Religion and the American Experience in Film

Last year I hosted a film series, Religion and the American Experience. In my estimation film is our age's primary art form. The films listed below offer important insight into the passions of religion in our curiously religious culture.
  • "Elmer Gantry (1960):" Burt Lancaster and Jean Simmons breathe life into Sinclair Lewis's broad brush novel of the same name. The lead characters, modeled on Billy Sunday and Aimee Semple McPherson are on target, played sympathetically without losing any of Lewis's intended satire.
  • "The Prophet" (2003): Robert Duvall is outstanding in portraying a contemporary revivalist who struggles with the conflict between his explosive ego and his calling to do God's work.
  • "The Crucible" (1996):" Arthur Miller's 1953 play, allegorizing MyCarthyism and the Red Scare through the notorious Salem Witch Trials of the Puritan era. An able cast and stunning cinematography, supporting a well-written script, give the viewer white knuckles throughout.
  • "Witness"" (1985) Peter Weir directed this contemporary tale that contrasts the pacifist and communal ways of Lancaster County Amish and Philadelphia corrupt cops, against the smoldering attraction between Harrison Ford, playing a good cop, and Kelly McGillis a winsome Amish widow. The barn raising scene in particular is a lyrical visual poem of cooperation.
  • "Inherit the Wind" (1960): Another iconic play translated to film, the subject the notorious Scopes Monkey Trial of the 1920s. Spencer Tracy and Frederick March bring to life their characters, modeled respectively after Clarence Darrow and William Jennings Bryan. The film manages to get into the fundamentalist soul in a kindly but critical way. Gene Kelly is quite good in portraying a newspaper reporter based on the American iconoclast H.L. Mencken. The theme of evolution vs. creationism is once again an issue of American life.
  • "Intolerance" (1916): D. W. Griffith's sprawling story of hate versus love in world history. Four stories move in and out of one another from ancient Babylon to a contemporary urban setting. A long, 178 minutes, and somewhat confused narrative arc, it is nonetheless worth the effort, remembering that Griffith created this masterpiece of the silent era while World War I was raging.

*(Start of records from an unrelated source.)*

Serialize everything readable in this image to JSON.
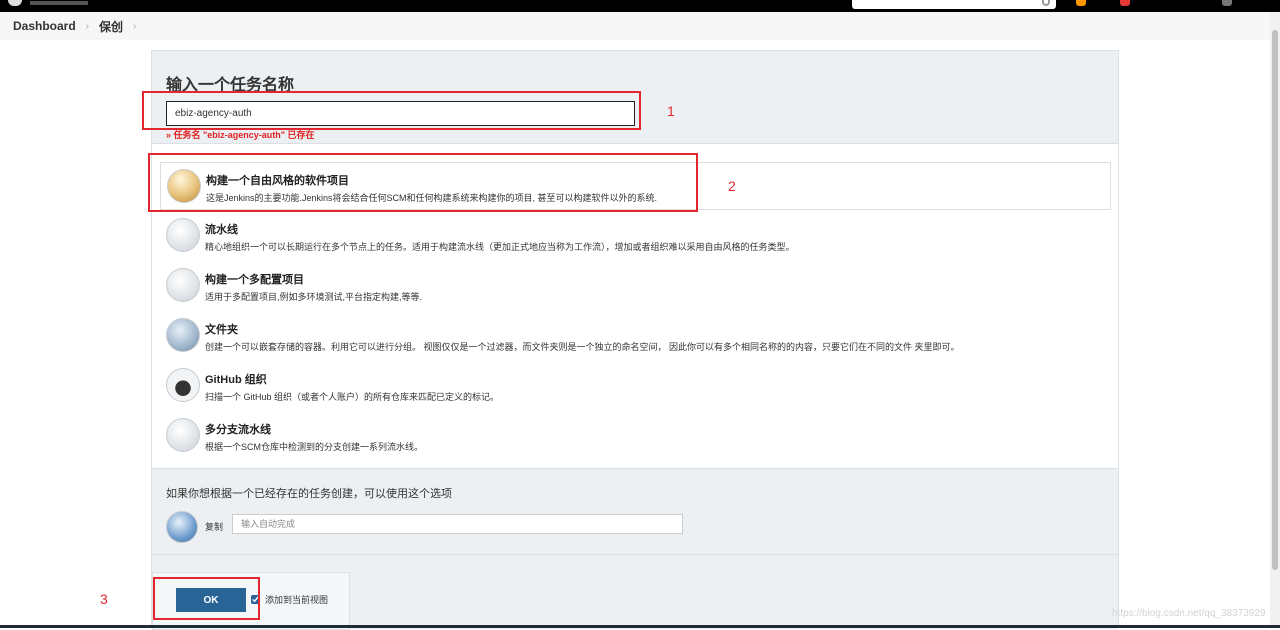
{
  "breadcrumb": {
    "items": [
      "Dashboard",
      "保创"
    ],
    "separator": "›"
  },
  "form": {
    "title": "输入一个任务名称",
    "name_value": "ebiz-agency-auth",
    "name_error": "» 任务名 \"ebiz-agency-auth\" 已存在"
  },
  "item_types": [
    {
      "name": "构建一个自由风格的软件项目",
      "description": "这是Jenkins的主要功能.Jenkins将会结合任何SCM和任何构建系统来构建你的项目, 甚至可以构建软件以外的系统.",
      "icon": "freestyle-package-icon"
    },
    {
      "name": "流水线",
      "description": "精心地组织一个可以长期运行在多个节点上的任务。适用于构建流水线（更加正式地应当称为工作流），增加或者组织难以采用自由风格的任务类型。",
      "icon": "pipeline-icon"
    },
    {
      "name": "构建一个多配置项目",
      "description": "适用于多配置项目,例如多环境测试,平台指定构建,等等.",
      "icon": "multi-config-icon"
    },
    {
      "name": "文件夹",
      "description": "创建一个可以嵌套存储的容器。利用它可以进行分组。 视图仅仅是一个过滤器，而文件夹则是一个独立的命名空间， 因此你可以有多个相同名称的的内容，只要它们在不同的文件 夹里即可。",
      "icon": "folder-icon"
    },
    {
      "name": "GitHub 组织",
      "description": "扫描一个 GitHub 组织（或者个人账户）的所有仓库来匹配已定义的标记。",
      "icon": "github-icon"
    },
    {
      "name": "多分支流水线",
      "description": "根据一个SCM仓库中检测到的分支创建一系列流水线。",
      "icon": "multibranch-icon"
    }
  ],
  "copy": {
    "hint": "如果你想根据一个已经存在的任务创建，可以使用这个选项",
    "label": "复制",
    "placeholder": "输入自动完成"
  },
  "actions": {
    "ok_label": "OK",
    "add_to_view_label": "添加到当前视图",
    "add_to_view_checked": true
  },
  "annotations": [
    "1",
    "2",
    "3"
  ],
  "watermark": "https://blog.csdn.net/qq_38373929",
  "colors": {
    "annotation": "#e0282e",
    "primary_button": "#2a6496",
    "error": "#e02020"
  }
}
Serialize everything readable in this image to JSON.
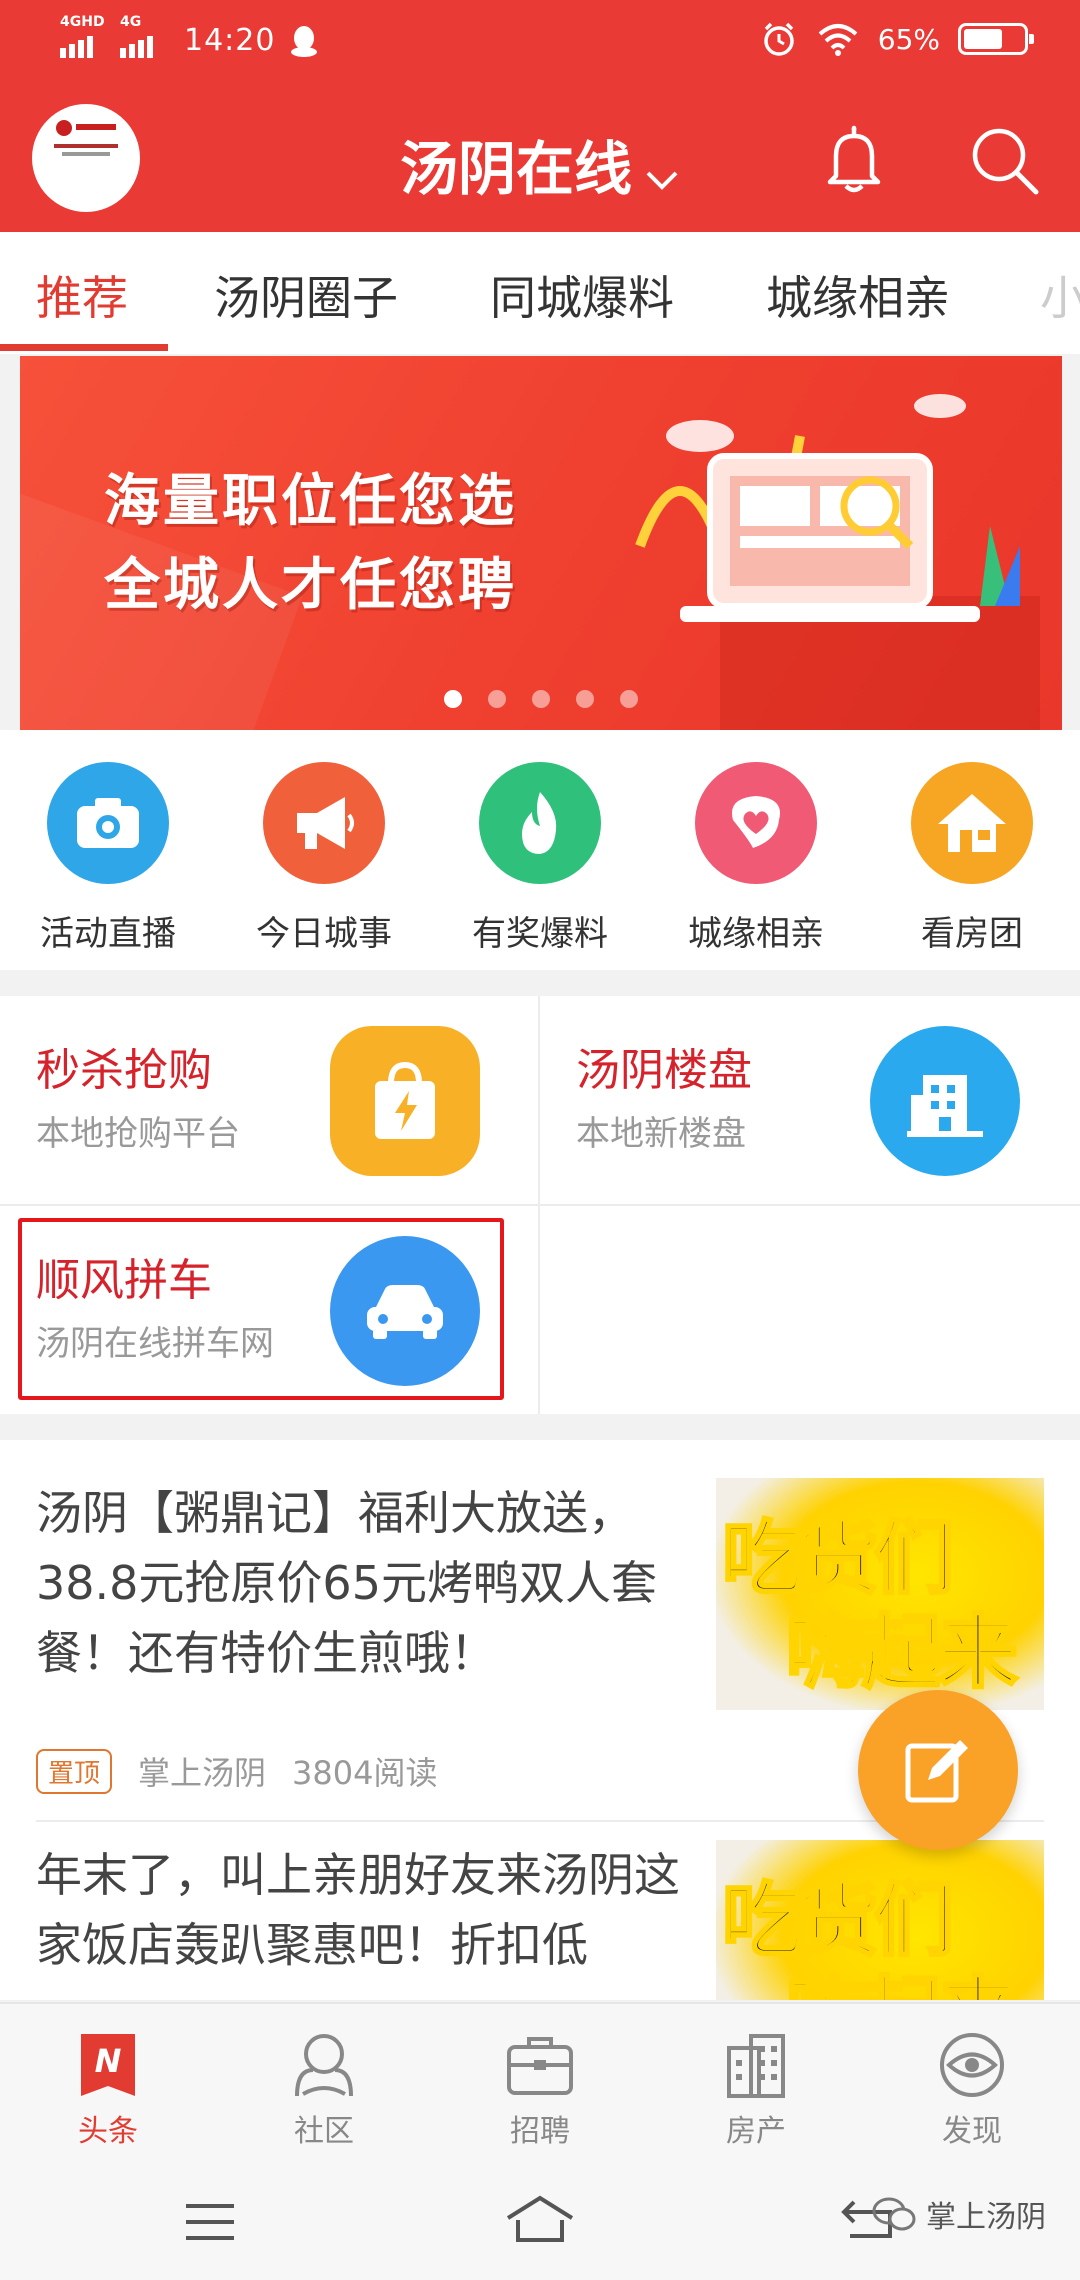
{
  "status_bar": {
    "sim1_network": "4GHD",
    "sim2_network": "4G",
    "time": "14:20",
    "battery_text": "65%",
    "battery_level": 0.65
  },
  "header": {
    "logo_text": "汤阴在线",
    "title": "汤阴在线",
    "bell_icon": "bell-icon",
    "search_icon": "search-icon"
  },
  "tabs": [
    {
      "label": "推荐",
      "active": true
    },
    {
      "label": "汤阴圈子"
    },
    {
      "label": "同城爆料"
    },
    {
      "label": "城缘相亲"
    },
    {
      "label": "小"
    }
  ],
  "banner": {
    "line1": "海量职位任您选",
    "line2": "全城人才任您聘",
    "slides": 5,
    "active_slide": 1
  },
  "quick_links": [
    {
      "label": "活动直播",
      "icon": "camera-icon",
      "color": "#2fa6e8"
    },
    {
      "label": "今日城事",
      "icon": "megaphone-icon",
      "color": "#f0613b"
    },
    {
      "label": "有奖爆料",
      "icon": "flame-icon",
      "color": "#2fc07c"
    },
    {
      "label": "城缘相亲",
      "icon": "heart-icon",
      "color": "#f05a74"
    },
    {
      "label": "看房团",
      "icon": "house-icon",
      "color": "#f7a623"
    }
  ],
  "services": [
    {
      "title": "秒杀抢购",
      "subtitle": "本地抢购平台",
      "icon": "shopping-bag-icon",
      "color": "#f8b126"
    },
    {
      "title": "汤阴楼盘",
      "subtitle": "本地新楼盘",
      "icon": "building-icon",
      "color": "#2aa9ee"
    },
    {
      "title": "顺风拼车",
      "subtitle": "汤阴在线拼车网",
      "icon": "car-icon",
      "color": "#3a98f0"
    }
  ],
  "articles": [
    {
      "title": "汤阴【粥鼎记】福利大放送，38.8元抢原价65元烤鸭双人套餐！还有特价生煎哦！",
      "pin": "置顶",
      "source": "掌上汤阴",
      "reads": "3804阅读",
      "thumb_line1": "吃货们",
      "thumb_line2": "嗨起来"
    },
    {
      "title": "年末了，叫上亲朋好友来汤阴这家饭店轰趴聚惠吧！折扣低",
      "thumb_line1": "吃货们",
      "thumb_line2": "嗨起来"
    }
  ],
  "bottom_nav": [
    {
      "label": "头条",
      "icon": "news-icon",
      "active": true
    },
    {
      "label": "社区",
      "icon": "community-icon"
    },
    {
      "label": "招聘",
      "icon": "briefcase-icon"
    },
    {
      "label": "房产",
      "icon": "buildings-icon"
    },
    {
      "label": "发现",
      "icon": "eye-icon"
    }
  ],
  "watermark": "掌上汤阴",
  "colors": {
    "brand_red": "#ea3a35",
    "accent_red": "#e23b32",
    "highlight_border": "#e5171b",
    "fab_orange": "#f9a227"
  }
}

  • "The Last Temptation of Christ" (1988): Martin Scorsese's adaptation of the Nikos Kazantzakis's novel. Controversial when released, this is a fine example of the endless process of coming to terms with Jesus of Nazareth, portrayed by William Defoe.
  • "Left Behind: The Movie" (2000): Based on the blockbuster books of the same name, this mundane film on a very unmundane theme (the rapture) is valuable for those unfamiliar with right wing Christian thought on the end of the world in these times.